The appeal of a hybrid is easy to see, on paper. It’s possible to drive around town on battery power alone, not only progressing in silence but also belching out fewer nasty Nitrogen Oxide (NOx) emissions into the faces of children at exhaust height.
So far, so goody two-shoes. But a glance at the RAV4 hybrid’s stats will have most drivers of family SUVs doing a double take. Fuel consumption of 55mpg (on the combined cycle) isn’t much to write home about. And the CO2 emissions (which affects tax) of 118g/km aren’t all that, either — a diesel-powered Nissan Qashqai can return 61mpg and emits 120g/km of nasties. Even Toyota’s own RAV4 diesel, the D-4D, manages 60mpg and 123g/km.

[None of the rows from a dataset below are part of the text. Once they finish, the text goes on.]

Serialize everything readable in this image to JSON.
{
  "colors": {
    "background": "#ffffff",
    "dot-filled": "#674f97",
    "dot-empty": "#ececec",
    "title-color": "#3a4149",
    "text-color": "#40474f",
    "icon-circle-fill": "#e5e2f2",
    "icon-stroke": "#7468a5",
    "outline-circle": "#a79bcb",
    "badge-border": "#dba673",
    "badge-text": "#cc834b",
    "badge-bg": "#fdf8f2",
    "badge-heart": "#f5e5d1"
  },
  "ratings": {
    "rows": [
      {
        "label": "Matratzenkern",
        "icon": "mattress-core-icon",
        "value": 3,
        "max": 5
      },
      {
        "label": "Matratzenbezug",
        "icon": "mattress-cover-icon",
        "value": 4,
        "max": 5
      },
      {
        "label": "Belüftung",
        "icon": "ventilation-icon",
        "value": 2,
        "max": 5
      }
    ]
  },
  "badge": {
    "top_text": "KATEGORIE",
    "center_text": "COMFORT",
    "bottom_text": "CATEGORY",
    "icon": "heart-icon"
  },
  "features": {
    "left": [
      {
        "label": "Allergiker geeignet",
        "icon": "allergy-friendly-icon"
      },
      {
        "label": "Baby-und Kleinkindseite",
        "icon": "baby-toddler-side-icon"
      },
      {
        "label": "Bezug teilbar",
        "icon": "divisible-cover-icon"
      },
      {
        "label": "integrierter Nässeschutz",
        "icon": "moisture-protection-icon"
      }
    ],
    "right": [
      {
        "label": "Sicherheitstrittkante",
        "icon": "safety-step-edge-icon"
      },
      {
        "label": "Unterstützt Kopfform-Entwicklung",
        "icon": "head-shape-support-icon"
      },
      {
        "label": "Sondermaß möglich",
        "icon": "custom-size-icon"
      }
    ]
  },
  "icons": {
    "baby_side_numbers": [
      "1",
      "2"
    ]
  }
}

Toyota has had since 1997, and the first Prius, to perfect hybrid to the point that it makes diesel redundant. What’s going on? Perhaps the hybrid make a stronger case for itself on the road?
The gearbox takes as long to wake up as a NATO strike force to be mobilised
Things go rapidly downhill from the moment the RAV4 hybrid silently pulls away using its electric motor. Compared with a plug-in hybrid, the battery and motor are pretty puny.
Progress is made at a snail’s pace, at which point you shove the accelerator into the carpet and wait for something to happen. Anything. Some time later — about the time it takes for a NATO strike force to be mobilised — the gearbox wakes up, the engine revs scream and the two power sources have joined forces.
The anti-climax is spectacular. As the SUV has grown older, so, it would seem, has its midriff expanded. It weighs 1,785kg — about 250kg more than a diesel model. And at all times, things feel as there’s a dead weight being dragged along.
With so little torque low in the rev range, too much noise when you step on the gas, the hybrid experience proves wearisome. And during its time on test, it returned 40mpg.
That’s before we get to the best bit of all, the steering and suspension. The former is vague and unresponsive, the latter is harsh and unsettled. The rear suspension, in particular, sets the car thumping and shuddering as though the wheels have fallen off, and has passengers visibly wincing.
The rest of the RAV4 package is practical, family-car fodder. It will seat four people in comfort, five at a pinch, and has a pair of Isofix mounts for child seats in the back. The 501-litre boot is a good size, although with the back seats folded there’s an annoying ridge that robs it of space.
The dashboard and driver environment are let down by poor graphics for the infotainment system. Someone at Toyota should take a look at an Audi, BMW or Volkswagen to see how it’s done.
With a diesel engine under its bonnet, the RAV4 is a perfectly good SUV – one that comes with a five-year warranty at that. And the company can get hybrid right; the Lexus RC 300 hybrid, for example, is a pleasure to drive.
I can think of all sorts of things I’d rather do than drive a RAV4 hybrid, like stand in a queue, only for the counter to close. If you’re buying a family SUV, look elsewhere.